The script of each three to six-minute episode was collaboratively written by viewers via wikis and social networking sites such as mySpace, Facebook, Flickr and blogs, with each character having their own Twitter feed. The faux-documentary style video was filmed daily on location and was also available to view via YouTube. The first episode was released on 15 June 2007.

The plot follows Dawn Jones, who discovers in the opening episode that she is the child of a sperm donor and follows her travels around Europe to find her 26 siblings. It stars Emma Fryer in the lead role, with Neil Edmond as Ian, the first brother she locates and who travels with her.

Unusually, the production was released under a Creative Commons 'Attribution-Share alike' licence, allowing it to be freely re-edited, even commercially, and press coverage has considered it as 'Wikipedia-like' in allowing anyone to edit and contribute to the storyline.

== Release ==
First uploaded to YouTube in 2007, "Where are the Joneses?" is an early example of a web series.
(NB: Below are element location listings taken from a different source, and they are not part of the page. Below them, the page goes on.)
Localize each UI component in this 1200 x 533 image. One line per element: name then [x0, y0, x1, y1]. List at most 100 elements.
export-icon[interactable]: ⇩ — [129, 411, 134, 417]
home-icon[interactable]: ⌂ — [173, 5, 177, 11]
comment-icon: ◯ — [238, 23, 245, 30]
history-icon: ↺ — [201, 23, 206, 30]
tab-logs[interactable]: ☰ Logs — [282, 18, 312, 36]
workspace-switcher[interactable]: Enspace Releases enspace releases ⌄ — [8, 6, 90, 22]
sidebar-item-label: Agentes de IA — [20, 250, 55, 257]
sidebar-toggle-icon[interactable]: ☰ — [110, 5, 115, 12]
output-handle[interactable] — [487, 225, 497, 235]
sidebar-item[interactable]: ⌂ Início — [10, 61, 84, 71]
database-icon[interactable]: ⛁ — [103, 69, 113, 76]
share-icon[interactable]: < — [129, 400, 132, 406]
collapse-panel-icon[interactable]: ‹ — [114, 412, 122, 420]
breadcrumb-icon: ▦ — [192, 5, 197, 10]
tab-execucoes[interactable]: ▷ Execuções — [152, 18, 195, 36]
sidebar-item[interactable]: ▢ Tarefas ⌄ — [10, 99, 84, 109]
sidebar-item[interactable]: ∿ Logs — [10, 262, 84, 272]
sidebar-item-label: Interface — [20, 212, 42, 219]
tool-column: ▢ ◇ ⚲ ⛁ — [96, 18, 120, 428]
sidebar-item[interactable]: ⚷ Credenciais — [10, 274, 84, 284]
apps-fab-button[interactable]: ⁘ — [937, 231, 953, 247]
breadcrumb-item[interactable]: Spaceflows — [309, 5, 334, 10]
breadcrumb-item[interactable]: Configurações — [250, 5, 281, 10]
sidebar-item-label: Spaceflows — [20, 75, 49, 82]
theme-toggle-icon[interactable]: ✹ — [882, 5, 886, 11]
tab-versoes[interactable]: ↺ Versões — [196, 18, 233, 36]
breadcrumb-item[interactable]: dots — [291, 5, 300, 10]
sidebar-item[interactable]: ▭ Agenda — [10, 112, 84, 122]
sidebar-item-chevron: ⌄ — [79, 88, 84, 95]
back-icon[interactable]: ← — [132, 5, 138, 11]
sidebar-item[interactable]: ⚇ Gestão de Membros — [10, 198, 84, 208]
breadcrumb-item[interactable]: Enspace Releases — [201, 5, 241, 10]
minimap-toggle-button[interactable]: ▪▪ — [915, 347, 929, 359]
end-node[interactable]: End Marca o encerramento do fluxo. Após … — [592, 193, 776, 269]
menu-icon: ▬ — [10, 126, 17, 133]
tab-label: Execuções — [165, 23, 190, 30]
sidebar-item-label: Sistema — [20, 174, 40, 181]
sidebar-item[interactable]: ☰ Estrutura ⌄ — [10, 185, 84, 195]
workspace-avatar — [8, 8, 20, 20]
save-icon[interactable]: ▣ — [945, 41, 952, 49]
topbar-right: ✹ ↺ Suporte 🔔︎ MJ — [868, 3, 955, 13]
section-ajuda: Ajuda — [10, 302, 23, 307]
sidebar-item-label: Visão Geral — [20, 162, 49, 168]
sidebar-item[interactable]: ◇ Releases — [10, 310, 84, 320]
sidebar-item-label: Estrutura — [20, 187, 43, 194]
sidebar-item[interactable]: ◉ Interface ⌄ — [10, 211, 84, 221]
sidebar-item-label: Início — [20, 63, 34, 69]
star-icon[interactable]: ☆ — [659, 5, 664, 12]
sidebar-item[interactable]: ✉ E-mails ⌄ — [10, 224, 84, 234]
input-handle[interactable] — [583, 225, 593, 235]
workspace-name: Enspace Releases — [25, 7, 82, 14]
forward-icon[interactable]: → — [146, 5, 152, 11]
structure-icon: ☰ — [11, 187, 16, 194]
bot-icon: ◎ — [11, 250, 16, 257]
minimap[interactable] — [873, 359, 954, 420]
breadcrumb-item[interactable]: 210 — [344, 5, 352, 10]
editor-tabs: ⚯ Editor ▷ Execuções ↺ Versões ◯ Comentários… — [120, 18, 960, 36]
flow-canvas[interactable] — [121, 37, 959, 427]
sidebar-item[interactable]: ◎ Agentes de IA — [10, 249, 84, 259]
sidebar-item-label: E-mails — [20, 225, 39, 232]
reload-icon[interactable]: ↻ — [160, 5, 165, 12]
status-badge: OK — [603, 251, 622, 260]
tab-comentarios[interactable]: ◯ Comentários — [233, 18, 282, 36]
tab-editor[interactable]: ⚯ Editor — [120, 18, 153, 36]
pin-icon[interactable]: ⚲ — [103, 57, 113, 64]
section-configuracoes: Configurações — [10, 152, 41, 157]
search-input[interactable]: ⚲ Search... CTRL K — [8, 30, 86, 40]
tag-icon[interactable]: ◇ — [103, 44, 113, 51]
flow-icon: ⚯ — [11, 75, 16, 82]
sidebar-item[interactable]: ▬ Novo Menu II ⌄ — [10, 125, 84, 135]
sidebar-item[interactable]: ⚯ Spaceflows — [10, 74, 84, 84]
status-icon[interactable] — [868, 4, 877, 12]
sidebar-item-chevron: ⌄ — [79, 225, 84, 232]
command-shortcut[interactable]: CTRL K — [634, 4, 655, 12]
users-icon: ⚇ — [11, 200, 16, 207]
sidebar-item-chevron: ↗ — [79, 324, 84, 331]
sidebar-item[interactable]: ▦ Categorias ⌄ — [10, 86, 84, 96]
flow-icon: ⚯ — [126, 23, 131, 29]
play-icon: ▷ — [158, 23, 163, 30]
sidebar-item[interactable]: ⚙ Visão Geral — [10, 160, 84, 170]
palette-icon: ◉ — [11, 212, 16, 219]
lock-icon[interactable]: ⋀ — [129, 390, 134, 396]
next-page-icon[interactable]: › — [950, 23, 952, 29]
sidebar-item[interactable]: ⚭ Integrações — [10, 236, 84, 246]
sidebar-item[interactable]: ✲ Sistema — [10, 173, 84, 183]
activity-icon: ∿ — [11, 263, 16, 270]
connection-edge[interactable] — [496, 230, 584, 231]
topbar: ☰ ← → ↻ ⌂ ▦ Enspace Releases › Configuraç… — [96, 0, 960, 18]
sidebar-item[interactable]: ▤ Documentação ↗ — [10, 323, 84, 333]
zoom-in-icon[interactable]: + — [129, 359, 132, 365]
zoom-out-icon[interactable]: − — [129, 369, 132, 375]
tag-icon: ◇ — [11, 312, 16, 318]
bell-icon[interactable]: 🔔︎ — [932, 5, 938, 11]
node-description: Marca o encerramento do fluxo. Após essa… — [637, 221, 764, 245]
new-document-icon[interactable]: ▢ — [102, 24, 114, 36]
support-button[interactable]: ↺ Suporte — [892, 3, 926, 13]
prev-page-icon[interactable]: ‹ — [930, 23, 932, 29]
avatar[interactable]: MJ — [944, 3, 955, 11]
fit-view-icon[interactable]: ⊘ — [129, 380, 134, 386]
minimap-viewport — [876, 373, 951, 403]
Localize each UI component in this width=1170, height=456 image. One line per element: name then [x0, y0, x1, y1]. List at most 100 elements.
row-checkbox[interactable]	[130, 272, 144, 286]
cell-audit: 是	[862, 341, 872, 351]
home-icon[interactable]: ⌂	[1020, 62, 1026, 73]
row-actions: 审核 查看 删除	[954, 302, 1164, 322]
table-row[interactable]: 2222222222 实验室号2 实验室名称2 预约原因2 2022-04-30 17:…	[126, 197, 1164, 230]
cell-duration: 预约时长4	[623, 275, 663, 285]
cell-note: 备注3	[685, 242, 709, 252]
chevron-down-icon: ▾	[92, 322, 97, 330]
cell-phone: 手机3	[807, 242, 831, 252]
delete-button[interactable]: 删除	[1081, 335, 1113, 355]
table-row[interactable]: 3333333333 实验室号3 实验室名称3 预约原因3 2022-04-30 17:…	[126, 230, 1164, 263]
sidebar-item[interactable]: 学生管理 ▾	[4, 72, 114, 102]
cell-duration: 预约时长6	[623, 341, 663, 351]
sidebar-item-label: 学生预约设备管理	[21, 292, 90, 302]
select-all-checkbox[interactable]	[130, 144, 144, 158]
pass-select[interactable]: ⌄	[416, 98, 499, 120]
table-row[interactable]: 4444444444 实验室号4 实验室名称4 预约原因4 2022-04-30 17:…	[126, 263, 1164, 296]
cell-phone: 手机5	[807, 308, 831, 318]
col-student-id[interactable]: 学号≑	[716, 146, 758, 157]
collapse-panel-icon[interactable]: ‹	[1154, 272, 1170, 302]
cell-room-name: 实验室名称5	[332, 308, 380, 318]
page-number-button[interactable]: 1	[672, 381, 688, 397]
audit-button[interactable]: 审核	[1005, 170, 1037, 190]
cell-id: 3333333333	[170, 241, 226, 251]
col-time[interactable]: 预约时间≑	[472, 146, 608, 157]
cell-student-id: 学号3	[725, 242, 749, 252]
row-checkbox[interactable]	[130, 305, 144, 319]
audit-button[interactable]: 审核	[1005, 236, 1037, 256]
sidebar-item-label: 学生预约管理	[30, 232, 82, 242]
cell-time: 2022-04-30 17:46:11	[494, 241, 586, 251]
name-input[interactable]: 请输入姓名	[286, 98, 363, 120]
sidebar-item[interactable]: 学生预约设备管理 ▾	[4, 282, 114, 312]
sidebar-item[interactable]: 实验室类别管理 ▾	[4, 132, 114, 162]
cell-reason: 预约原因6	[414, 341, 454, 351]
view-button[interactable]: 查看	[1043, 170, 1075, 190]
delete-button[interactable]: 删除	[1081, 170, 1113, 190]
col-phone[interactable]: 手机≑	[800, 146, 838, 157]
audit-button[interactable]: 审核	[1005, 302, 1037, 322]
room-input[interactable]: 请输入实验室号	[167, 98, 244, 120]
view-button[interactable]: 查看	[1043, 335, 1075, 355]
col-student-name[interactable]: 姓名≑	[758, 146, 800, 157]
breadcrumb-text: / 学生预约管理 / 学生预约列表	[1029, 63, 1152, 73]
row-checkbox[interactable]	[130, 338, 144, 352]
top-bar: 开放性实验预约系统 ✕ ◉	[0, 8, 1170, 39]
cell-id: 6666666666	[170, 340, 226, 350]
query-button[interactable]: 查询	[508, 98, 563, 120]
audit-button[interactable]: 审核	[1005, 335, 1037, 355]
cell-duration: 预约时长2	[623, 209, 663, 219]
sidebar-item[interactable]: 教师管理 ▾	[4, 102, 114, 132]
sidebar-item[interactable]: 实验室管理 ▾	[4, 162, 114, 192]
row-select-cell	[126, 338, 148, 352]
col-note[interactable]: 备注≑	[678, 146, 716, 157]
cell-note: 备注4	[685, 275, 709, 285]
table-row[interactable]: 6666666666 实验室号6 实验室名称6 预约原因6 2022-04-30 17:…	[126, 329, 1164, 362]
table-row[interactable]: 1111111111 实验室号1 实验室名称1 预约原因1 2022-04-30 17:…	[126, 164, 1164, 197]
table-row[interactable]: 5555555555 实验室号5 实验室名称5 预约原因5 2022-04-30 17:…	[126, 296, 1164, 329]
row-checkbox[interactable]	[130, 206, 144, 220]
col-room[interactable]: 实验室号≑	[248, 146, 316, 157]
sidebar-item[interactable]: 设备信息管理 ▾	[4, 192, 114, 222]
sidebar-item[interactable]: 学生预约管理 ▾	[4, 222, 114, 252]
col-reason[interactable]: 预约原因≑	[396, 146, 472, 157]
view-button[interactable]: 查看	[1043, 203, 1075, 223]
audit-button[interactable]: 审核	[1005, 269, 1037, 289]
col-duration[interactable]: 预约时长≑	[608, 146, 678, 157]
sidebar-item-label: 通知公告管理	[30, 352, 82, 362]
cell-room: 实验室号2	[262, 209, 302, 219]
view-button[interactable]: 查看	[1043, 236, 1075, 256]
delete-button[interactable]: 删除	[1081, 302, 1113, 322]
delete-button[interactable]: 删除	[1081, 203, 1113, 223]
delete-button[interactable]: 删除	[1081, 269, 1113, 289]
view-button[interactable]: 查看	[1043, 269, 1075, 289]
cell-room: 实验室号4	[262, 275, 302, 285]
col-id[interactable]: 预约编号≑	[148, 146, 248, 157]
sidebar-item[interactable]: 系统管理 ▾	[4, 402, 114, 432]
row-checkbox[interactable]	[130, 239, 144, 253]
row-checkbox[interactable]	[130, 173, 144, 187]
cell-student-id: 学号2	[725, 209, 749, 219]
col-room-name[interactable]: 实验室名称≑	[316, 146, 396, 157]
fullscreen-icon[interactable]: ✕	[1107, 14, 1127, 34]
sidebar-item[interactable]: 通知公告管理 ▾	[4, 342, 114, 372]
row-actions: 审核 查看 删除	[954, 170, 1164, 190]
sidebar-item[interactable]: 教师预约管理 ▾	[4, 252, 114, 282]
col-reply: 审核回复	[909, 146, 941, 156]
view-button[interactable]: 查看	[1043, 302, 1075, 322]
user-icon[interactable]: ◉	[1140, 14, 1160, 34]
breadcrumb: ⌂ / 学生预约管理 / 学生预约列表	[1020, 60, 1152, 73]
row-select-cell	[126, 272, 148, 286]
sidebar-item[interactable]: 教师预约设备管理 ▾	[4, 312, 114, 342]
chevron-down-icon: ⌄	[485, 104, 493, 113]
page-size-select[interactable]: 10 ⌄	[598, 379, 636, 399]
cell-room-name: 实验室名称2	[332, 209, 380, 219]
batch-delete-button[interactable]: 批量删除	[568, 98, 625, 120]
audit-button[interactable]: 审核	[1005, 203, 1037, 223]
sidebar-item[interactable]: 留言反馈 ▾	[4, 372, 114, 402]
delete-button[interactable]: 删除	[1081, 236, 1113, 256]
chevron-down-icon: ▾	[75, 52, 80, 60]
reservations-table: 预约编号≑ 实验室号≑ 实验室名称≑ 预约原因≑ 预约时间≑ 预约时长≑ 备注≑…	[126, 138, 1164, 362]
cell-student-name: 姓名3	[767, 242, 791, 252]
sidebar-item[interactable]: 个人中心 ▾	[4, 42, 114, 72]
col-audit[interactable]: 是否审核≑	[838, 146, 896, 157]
The sitcom had 92 episodes, each of which were between three and six minutes long, along with an internet only spin-off named "Jack Nibbs".

The sitcom was upscaled and re-released by FreelowTV's Youtube channel as long form sitcom on 30 March 2024.

In February 2024, Kino Technologies released a dedicated iOS app for Where are the Joneses?, allowing viewers to experience the series in “real-time”. The app features the ability to watch episodes, read characters’ blog posts and tweets, and participate in forums to discuss the story with other viewers.